Lara Morgan, CEO of hotel toiletry products supplier Pacific Direct, said yesterday that being kind to staff helps ensure they make a greater contribution to their company.


Morgan – who received attention in 2005 by paying for 22 staff to have a week’s holiday in Barbados for meeting their sales targets – was one of several 'inspirational speakers' at an event in London yesterday run by Escape the City, which organises alternatives to City jobs for dissatisfied workers.

"I was a really crap people manager," Morgan said. "Over-demanding. Domineering. Everything in the Dale Carnegie textbooks that you’re not meant to be.

"And I learned that actually being nicer I could milk them for all they were worth.

"I am the person that took my team to Barbados, but only because that year they made me £1 million. I thought Barbados was a bargain.

"Barbados cost us £57,000 once the taxman read the thing in the Daily Mail and came to me for tax. But that’s OK if you’ve made £1 million.

Morgan emphasised the importance of staff engagement and said that she believed it was a myth that training staff would cause them to leave.

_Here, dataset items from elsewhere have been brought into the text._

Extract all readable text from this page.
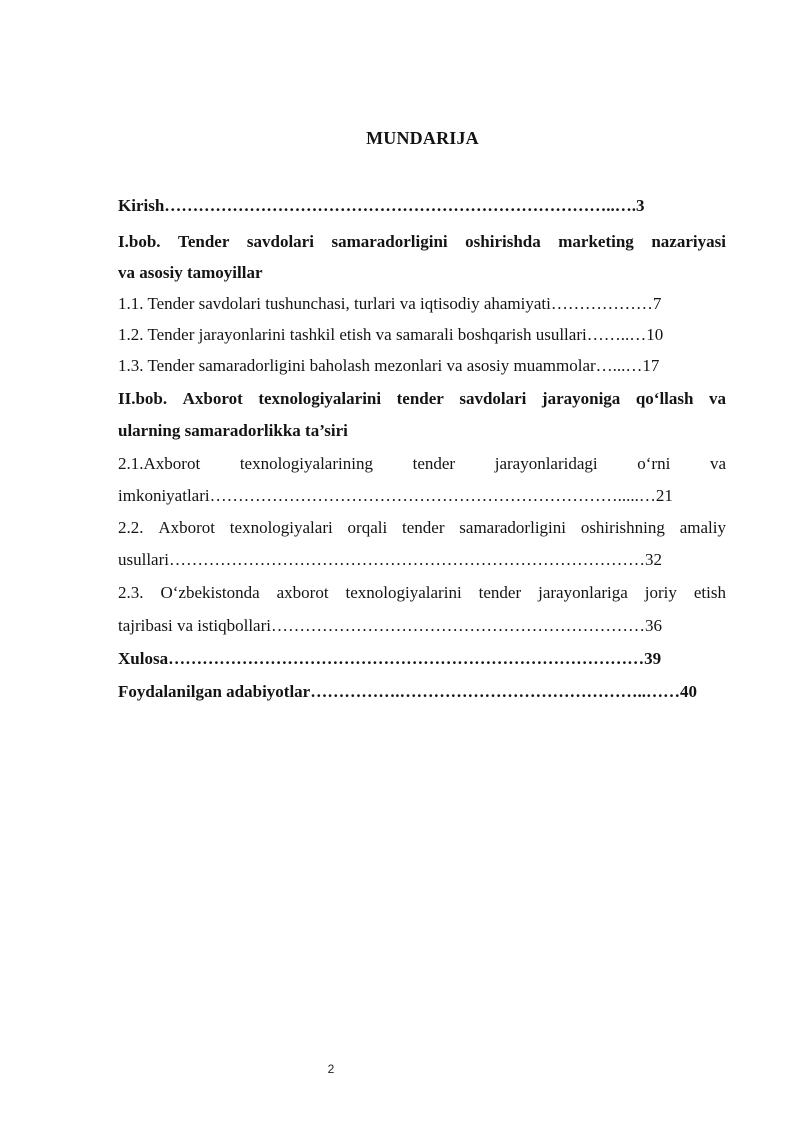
MUNDARIJA
Kirish……………………………………………………………………..….3
I.bob. Tender savdolari samaradorligini oshirishda marketing nazariyasi
va asosiy tamoyillar
1.1. Tender savdolari tushunchasi, turlari va iqtisodiy ahamiyati………………7
1.2. Tender jarayonlarini tashkil etish va samarali boshqarish usullari……..…10
1.3. Tender samaradorligini baholash mezonlari va asosiy muammolar…...…17
II.bob. Axborot texnologiyalarini tender savdolari jarayoniga qo‘llash va
ularning samaradorlikka ta’siri
2.1.Axborot texnologiyalarining tender jarayonlaridagi o‘rni va
imkoniyatlari……………………………………………………………….....…21
2.2. Axborot texnologiyalari orqali tender samaradorligini oshirishning amaliy
usullari…………………………………………………………………………32
2.3. O‘zbekistonda axborot texnologiyalarini tender jarayonlariga joriy etish
tajribasi va istiqbollari…………………………………………………………36
Xulosa…………………………………………………………………………39
Foydalanilgan adabiyotlar…………….……………………………………..……40
2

"You need to do some dull stuff as your business grows, like appraisals, but actually they’re not that dull because if you do them the right way, with career development and reviews, your team will stay with you," Morgan said.

"There’s this ridiculous British belief that if you train your staff they will go. That’s rubbish. If you train your staff they will stay, if you train your team and surround them with challenges, I’ve never seem people grow quite as much."

She was however dismissive of the importance of job titles, saying that she thought they didn’t "mean anything".

Morgan established Pacific Direct in 1991. The company now has customers in 115 countries.

Zarine Kharas, the founder of charity fundraising website Just Giving also spoke at the event, alongside Ed Staffor, the first person to walk the length of the Amazon river, and travel author Al Humphreys.

Escape the City (www.escapethecity.org) describes itself as 'a community of motivated corporate professionals who want to "do something different" with their careers' and has more than 22,000 members.